Damn it, Tansy. You’re turning me inside out.
He knew his voice was too gruff. He was growling at her to keep from pulling her into his arms and burying himself in the haven of her body. To keep from giving it away that she had consumed him and he was nothing without her. He didn’t know any other way to show her, didn’t know how to say it; there were only his hands and his mouth and his cock. There were no words inside of him, and if his body couldn’t win her, couldn’t let her see he was loving her with every touch, every stroke, he was damned. Truly damned.
He stepped in to her, crowding her even though he knew he shouldn’t, needing her warmth when inside he was as cold as ice. His veins were ice, rivers of it, small chips floating like small shavings on the surface. He could feel the cold deep inside, the stone that was his heart, the space that was never filled, never warm, unless her heat surrounded him. He put his hands on her hips, that sweet curve that could only be Tansy. Deliberately he ran his palms up under the hem of her tank top to that small strip of bare skin. He rested his hands there, letting her heat soak into him, feeling it pour into his heart and soul and melt the ice in his veins.

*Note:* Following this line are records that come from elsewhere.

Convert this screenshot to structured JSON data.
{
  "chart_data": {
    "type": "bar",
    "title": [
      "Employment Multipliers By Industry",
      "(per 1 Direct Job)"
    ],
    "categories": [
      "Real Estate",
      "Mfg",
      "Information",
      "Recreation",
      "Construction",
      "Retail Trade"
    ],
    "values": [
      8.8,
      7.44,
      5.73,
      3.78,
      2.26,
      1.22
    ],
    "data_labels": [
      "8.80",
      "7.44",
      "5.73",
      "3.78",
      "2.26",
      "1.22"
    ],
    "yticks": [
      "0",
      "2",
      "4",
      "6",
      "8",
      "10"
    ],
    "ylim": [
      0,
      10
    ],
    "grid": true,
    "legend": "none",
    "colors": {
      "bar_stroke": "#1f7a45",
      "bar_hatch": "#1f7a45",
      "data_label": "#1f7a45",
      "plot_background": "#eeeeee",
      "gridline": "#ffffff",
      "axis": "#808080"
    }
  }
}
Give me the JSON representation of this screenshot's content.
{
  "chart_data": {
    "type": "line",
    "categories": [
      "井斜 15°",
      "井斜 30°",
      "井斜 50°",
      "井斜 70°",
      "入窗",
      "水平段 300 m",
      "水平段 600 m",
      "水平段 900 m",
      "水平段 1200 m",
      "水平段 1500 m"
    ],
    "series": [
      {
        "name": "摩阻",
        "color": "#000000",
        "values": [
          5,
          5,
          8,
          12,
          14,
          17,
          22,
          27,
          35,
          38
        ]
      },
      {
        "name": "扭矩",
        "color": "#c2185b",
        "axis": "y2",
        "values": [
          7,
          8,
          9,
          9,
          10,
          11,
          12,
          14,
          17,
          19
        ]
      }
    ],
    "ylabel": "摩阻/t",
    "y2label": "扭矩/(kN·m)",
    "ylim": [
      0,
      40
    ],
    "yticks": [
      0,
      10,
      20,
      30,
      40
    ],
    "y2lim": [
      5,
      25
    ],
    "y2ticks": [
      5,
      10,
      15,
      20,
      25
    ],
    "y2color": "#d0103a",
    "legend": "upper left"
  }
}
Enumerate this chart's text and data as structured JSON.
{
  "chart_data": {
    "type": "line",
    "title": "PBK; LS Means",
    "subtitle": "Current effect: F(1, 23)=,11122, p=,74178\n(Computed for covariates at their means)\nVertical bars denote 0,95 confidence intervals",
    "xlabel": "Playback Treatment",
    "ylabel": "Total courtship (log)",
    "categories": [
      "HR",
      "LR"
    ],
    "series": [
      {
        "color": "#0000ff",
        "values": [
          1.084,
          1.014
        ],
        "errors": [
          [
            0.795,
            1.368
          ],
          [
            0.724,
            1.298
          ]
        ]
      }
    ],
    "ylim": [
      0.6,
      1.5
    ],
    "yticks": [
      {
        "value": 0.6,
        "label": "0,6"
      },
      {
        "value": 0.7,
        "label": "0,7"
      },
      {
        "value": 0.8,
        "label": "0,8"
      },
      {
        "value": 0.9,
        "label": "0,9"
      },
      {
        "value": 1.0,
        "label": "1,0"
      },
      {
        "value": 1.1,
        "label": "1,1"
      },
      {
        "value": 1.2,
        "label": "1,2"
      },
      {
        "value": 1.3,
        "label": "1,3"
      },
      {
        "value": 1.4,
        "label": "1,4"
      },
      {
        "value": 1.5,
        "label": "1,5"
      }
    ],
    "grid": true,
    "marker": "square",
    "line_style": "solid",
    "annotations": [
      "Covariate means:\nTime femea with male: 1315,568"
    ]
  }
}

Thankfully, she didn’t pull away from him, sharing her body even in a room full of strangers. He loved her all the more for that sacrifice, her shoving aside her embarrassment for him. Her gaze clung to his.
“What am I going to do with you, Kadan?” she murmured softly.
He knew her question had nothing to do with sex, but he filled her mind with a graphic answer, complete with graphic images—her sprawled na**d on his bed, his mouth and hands all over her, his c**k buried deep inside her—and yet really, truthfully, for him his answer had nothing and everything to do with sex.